Des danseurs sur une plage, leurs visages grimés de blanc avec de hautes coiffes de paille, manipulent des palmes avec des mouvements gracieux ; un enfant enturbanné guide un chameau doté de jambes humaines ; un homme-oiseau tournoie devant les vagues. Le Nouvel An des pêcheurs de l’île de Qeshm, en Iran, est rapproché d’un intérieur traditionnel du Golfe pour évoquer des rites éternels liés au cycle des saisons. Il s’agit d’une vidéo d’Alia Farid, artiste koweïto-portoricaine née en 1985, l’une des œuvres les plus réussies de cette nouvelle édition de la Biennale de Sharjah, une manifestation où l’on découvre toujours des artistes peu vus ailleurs.
Comme dans beaucoup de biennales aujourd’hui, il n’y a pas un mais plusieurs commissaires, pas un collectif, mais trois personnalités que Hoor al-Qasimi, fille de l’émir de Sharjah et initiatrice très engagée de cet événement depuis une dizaine d’années, a réunies pour l’occasion. Ils ont ensemble défini un thème qui résonne avec cette pluralité : « Leaving the Echo Chamber ». Puis ils ont chacun apporté leurs réponses distinctes à ce sujet, en résonance les unes avec les autres, à travers trois plateformes lisibles – on reconnaît facilement leurs goûts respectifs.
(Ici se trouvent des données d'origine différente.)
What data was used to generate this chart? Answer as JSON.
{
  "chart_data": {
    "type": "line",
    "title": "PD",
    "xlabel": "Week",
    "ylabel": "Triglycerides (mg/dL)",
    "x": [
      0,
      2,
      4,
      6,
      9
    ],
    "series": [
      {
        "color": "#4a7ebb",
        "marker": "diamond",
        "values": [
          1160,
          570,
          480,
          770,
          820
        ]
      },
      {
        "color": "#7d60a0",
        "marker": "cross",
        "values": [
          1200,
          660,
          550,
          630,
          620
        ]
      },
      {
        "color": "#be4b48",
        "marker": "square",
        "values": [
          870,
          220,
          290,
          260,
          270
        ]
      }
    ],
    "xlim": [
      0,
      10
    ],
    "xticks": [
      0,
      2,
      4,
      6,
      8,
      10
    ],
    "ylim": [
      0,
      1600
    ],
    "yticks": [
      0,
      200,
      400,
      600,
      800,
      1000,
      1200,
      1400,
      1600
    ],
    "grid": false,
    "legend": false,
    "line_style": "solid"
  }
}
Le thème est à la fois assez précis pour suggérer différentes approches curatoriales et assez large pour offrir une vision d’un monde contemporain ouvert et multiple. Dans un bel accrochage au musée des beaux-arts, Omar Kholeif, commissaire international ayant occupé de nombreux postes, notamment à la Whitechapel Gallery de Londres et au Museum of Contemporary Art de Chicago, s’est d’abord penché sur les histoires enfouies d’un passé récent. Il montre dans une enfilade de salles des œuvres abstraites du peintre indien Anwar Jalal Shemza datant des années 1960, une série de tableaux de la même époque de l’artiste turque Semiha Berksoy, des toiles du Syrien Marwan et une microrétrospective de la Libanaise Huguette Caland – dont on voudrait beaucoup voir, en France aussi, le travail plein de liberté et d’humour. Entre abstraction et figuration, la peinture du Portugais Bruno Pacheco est comme un juste contrepoint contemporain à cet ensemble.
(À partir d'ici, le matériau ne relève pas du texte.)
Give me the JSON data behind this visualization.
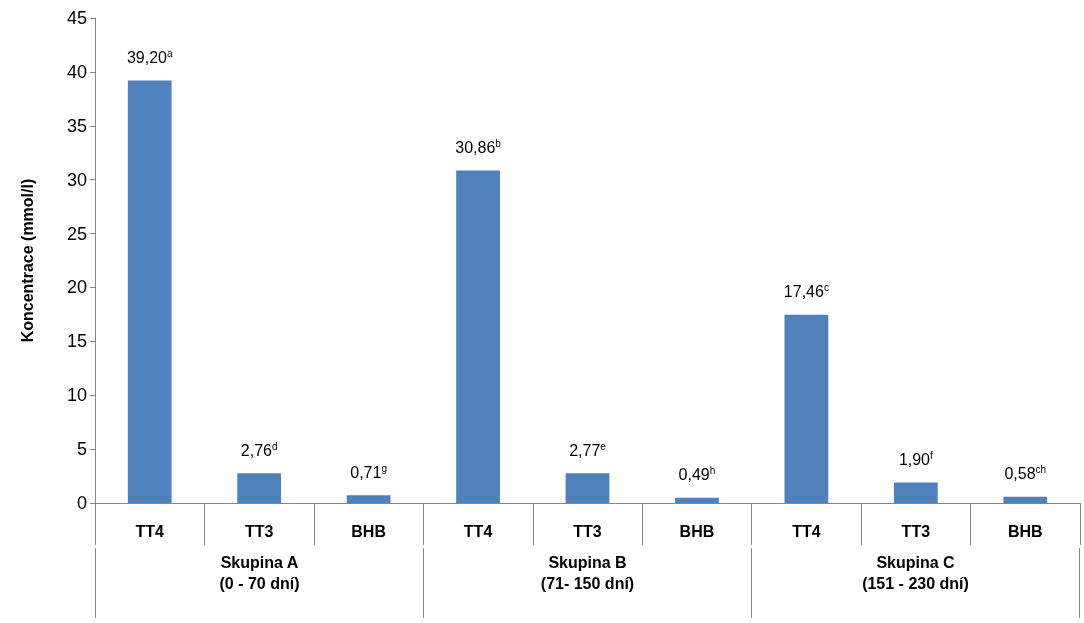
{
  "chart_data": {
    "type": "bar",
    "ylabel": "Koncentrace (mmol/l)",
    "categories": [
      "TT4",
      "TT3",
      "BHB",
      "TT4",
      "TT3",
      "BHB",
      "TT4",
      "TT3",
      "BHB"
    ],
    "values": [
      39.2,
      2.76,
      0.71,
      30.86,
      2.77,
      0.49,
      17.46,
      1.9,
      0.58
    ],
    "value_labels": [
      "39,20$^{a}$",
      "2,76$^{d}$",
      "0,71$^{g}$",
      "30,86$^{b}$",
      "2,77$^{e}$",
      "0,49$^{h}$",
      "17,46$^{c}$",
      "1,90$^{f}$",
      "0,58$^{ch}$"
    ],
    "color": "#4f81bd",
    "ylim": [
      0,
      45
    ],
    "yticks": [
      0,
      5,
      10,
      15,
      20,
      25,
      30,
      35,
      40,
      45
    ],
    "grid": false,
    "annotations": [
      "Skupina A\n(0 - 70 dní)",
      "Skupina B\n(71- 150 dní)",
      "Skupina C\n(151 - 230 dní)"
    ]
  }
}
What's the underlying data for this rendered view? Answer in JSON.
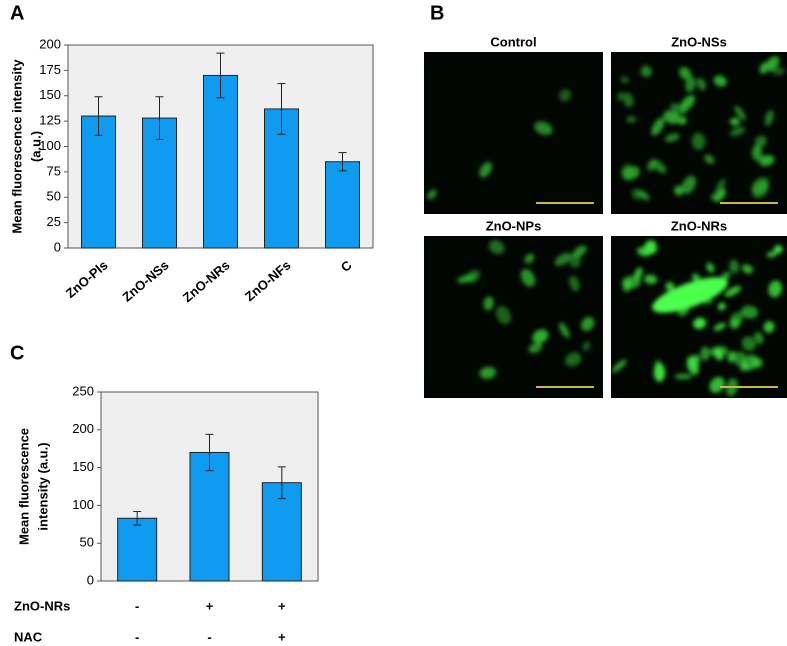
{
  "chart_data": [
    {
      "type": "bar",
      "panel": "A",
      "ylabel": [
        "Mean fluorescence intensity",
        "(a.u.)"
      ],
      "categories": [
        "ZnO-Pls",
        "ZnO-NSs",
        "ZnO-NRs",
        "ZnO-NFs",
        "C"
      ],
      "values": [
        130,
        128,
        170,
        137,
        85
      ],
      "errors": [
        19,
        21,
        22,
        25,
        9
      ],
      "color": "#0f9bf0",
      "ylim": [
        0,
        200
      ],
      "yticks": [
        0,
        25,
        50,
        75,
        100,
        125,
        150,
        175,
        200
      ]
    },
    {
      "type": "bar",
      "panel": "C",
      "ylabel": [
        "Mean fluorescence",
        "intensity (a.u.)"
      ],
      "conditions": [
        {
          "name": "ZnO-NRs",
          "values": [
            "-",
            "+",
            "+"
          ]
        },
        {
          "name": "NAC",
          "values": [
            "-",
            "-",
            "+"
          ]
        }
      ],
      "values": [
        83,
        170,
        130
      ],
      "errors": [
        9,
        24,
        21
      ],
      "color": "#0f9bf0",
      "ylim": [
        0,
        250
      ],
      "yticks": [
        0,
        50,
        100,
        150,
        200,
        250
      ]
    }
  ],
  "panel_b": {
    "panel": "B",
    "titles": [
      "Control",
      "ZnO-NSs",
      "ZnO-NPs",
      "ZnO-NRs"
    ]
  }
}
Une image du monde d'aujourd'hui
Après ce socle historique, dans l’autre volet de son projet « Making New Time », Omar Kholeif donne une vision du monde contemporain un peu plus attendue, avec une installation du Syrien Hrair Sarkissian sur des oiseaux menacés d’extinction, un hommage du Chilien Alfredo Jaar à trente-trois femmes exceptionnelles, et encore une chanson de la pluie composée en plein air par les artistes nigérians Otobong Nkanga et Emeka Ogboh dans l’une des cours intérieures de la vieille ville reconstruite – Otobong Nkanga est d’ailleurs la lauréate du prix de la Biennale. Ce paysage sonore, où des bassins d’eau salée dessinent comme des cratères dans le sable, est un peu écrasé par la lumière du midi, et prend toute son ampleur dans celle du soir.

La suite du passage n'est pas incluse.